Pembekuan itu membuat saham Indonesia hanya dapat mengalami penghapusan atau penyesuaian tertentu. MSCI belum membuka peluang penambahan konstituen baru selama kebijakan tersebut berlaku. Kondisi ini melanjutkan kebijakan serupa sejak awal 2026. Langkah itu berkaitan dengan evaluasi transparansi dan struktur kepemilikan saham di Indonesia.
Otoritas Jasa Keuangan sebelumnya menjelaskan beberapa emiten sebenarnya telah memenuhi persyaratan MSCI. Namun, peluang tersebut tertunda karena kebijakan pembekuan dari penyedia indeks global itu. OJK bersama Bursa Efek Indonesia terus menjalankan reformasi pasar modal. Reformasi difokuskan pada peningkatan transparansi dan integritas pasar.
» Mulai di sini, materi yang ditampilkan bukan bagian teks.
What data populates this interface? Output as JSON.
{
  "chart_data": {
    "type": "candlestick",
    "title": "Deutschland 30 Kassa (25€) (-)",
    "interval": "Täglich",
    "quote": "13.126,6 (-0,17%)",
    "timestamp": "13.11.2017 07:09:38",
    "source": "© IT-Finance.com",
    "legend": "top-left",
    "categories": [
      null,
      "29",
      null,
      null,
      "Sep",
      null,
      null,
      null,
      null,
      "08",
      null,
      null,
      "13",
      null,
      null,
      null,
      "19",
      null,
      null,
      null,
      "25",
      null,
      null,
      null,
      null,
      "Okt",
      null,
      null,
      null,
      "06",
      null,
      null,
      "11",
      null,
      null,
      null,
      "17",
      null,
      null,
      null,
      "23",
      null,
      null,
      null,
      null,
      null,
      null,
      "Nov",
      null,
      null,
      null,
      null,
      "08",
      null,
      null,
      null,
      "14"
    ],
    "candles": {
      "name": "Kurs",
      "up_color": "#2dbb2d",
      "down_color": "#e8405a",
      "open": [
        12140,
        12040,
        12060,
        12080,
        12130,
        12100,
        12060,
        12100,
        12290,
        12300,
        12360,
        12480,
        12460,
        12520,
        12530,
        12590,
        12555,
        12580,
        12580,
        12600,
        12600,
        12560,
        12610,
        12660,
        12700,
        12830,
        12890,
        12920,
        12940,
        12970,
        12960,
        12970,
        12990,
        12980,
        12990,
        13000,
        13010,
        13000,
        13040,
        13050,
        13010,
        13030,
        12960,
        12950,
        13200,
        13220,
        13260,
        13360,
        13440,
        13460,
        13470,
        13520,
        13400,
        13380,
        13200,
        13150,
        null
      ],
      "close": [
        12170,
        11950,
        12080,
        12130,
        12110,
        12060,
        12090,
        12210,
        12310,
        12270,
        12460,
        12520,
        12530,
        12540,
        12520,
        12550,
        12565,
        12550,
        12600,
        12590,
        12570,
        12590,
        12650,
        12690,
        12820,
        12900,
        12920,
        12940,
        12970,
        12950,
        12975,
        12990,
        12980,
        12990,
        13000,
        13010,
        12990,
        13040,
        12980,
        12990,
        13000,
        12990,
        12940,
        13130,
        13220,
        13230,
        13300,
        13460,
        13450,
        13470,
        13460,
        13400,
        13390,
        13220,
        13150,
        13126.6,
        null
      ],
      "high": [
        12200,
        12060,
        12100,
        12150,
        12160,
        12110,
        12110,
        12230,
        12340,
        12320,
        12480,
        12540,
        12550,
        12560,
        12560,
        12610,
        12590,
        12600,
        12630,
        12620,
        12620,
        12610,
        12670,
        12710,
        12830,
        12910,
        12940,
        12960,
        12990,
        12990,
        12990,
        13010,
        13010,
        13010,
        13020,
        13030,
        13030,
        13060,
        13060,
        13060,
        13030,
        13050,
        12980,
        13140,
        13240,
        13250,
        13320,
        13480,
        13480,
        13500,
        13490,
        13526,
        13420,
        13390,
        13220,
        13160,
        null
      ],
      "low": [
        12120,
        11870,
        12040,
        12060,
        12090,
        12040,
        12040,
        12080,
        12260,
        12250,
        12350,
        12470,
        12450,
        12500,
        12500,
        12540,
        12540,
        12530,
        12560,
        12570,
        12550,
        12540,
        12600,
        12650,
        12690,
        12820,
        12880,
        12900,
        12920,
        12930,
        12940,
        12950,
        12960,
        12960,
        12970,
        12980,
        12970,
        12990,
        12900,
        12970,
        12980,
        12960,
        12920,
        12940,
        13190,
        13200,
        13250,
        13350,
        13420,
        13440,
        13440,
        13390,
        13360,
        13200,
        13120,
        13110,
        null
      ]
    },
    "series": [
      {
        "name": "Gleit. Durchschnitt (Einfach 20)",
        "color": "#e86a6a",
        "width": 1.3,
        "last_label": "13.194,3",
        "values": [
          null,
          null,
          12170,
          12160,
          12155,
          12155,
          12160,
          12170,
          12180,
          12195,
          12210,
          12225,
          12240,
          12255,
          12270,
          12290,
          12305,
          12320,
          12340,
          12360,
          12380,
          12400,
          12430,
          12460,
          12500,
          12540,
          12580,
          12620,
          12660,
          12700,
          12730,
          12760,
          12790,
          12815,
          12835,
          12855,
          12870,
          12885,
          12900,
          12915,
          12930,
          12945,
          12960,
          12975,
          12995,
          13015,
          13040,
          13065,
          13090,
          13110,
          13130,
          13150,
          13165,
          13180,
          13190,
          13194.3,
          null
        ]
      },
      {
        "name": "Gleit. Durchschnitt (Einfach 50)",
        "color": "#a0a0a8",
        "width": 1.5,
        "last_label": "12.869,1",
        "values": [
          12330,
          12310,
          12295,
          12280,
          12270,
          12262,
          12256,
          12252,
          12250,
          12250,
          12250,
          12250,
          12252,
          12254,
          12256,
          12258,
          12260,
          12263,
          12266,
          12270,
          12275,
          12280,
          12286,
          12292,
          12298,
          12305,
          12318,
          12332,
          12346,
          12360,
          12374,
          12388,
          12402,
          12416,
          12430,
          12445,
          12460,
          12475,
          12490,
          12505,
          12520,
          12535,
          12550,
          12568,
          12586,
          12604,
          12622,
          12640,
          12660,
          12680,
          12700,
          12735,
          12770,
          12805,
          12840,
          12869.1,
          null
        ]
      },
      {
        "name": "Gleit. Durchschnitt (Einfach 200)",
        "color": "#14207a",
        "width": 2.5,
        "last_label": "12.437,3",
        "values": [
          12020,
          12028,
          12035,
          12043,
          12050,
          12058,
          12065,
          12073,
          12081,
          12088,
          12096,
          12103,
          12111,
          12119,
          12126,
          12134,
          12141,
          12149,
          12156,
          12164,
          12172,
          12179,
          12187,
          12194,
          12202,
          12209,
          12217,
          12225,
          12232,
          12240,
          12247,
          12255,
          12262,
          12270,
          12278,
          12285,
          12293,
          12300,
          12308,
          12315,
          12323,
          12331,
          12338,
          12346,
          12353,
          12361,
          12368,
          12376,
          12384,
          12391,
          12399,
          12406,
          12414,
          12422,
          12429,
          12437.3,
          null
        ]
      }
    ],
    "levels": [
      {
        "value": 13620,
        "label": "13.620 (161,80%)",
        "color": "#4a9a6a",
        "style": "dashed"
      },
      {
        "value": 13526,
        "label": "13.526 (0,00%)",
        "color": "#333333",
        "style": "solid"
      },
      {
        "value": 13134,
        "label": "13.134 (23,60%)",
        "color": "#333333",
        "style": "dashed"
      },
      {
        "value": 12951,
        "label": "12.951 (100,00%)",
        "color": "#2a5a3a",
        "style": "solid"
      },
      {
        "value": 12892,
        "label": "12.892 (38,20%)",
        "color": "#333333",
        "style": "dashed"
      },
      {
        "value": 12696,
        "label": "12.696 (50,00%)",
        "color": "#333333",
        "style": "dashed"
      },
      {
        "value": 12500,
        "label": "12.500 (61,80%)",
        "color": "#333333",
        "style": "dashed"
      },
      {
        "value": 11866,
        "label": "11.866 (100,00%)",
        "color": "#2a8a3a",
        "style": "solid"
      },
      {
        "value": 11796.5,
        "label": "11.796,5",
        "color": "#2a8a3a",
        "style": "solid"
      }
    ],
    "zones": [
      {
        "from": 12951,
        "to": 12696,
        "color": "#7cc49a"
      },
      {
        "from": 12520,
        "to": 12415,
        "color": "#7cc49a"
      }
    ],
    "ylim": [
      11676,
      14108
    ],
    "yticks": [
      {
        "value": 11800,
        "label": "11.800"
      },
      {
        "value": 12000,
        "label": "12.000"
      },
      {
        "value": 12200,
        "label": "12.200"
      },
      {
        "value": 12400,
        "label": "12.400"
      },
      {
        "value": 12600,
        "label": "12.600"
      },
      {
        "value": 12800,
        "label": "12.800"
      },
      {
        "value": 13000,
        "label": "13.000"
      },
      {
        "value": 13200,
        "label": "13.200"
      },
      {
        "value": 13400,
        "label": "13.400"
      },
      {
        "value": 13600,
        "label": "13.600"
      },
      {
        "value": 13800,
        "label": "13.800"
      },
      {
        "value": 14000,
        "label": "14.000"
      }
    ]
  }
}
Meski belum ada tambahan emiten, MSCI tetap mempertahankan status Indonesia sebagai pasar berkembang atau emerging market. Pemerintah dan regulator berharap reformasi pasar modal dapat mempercepat pencabutan pembekuan tersebut. Keputusan berikutnya akan menjadi perhatian investor global dan pelaku pasar domestik. Perubahan status itu dinilai berpotensi memengaruhi arus investasi asing ke pasar saham Indonesia.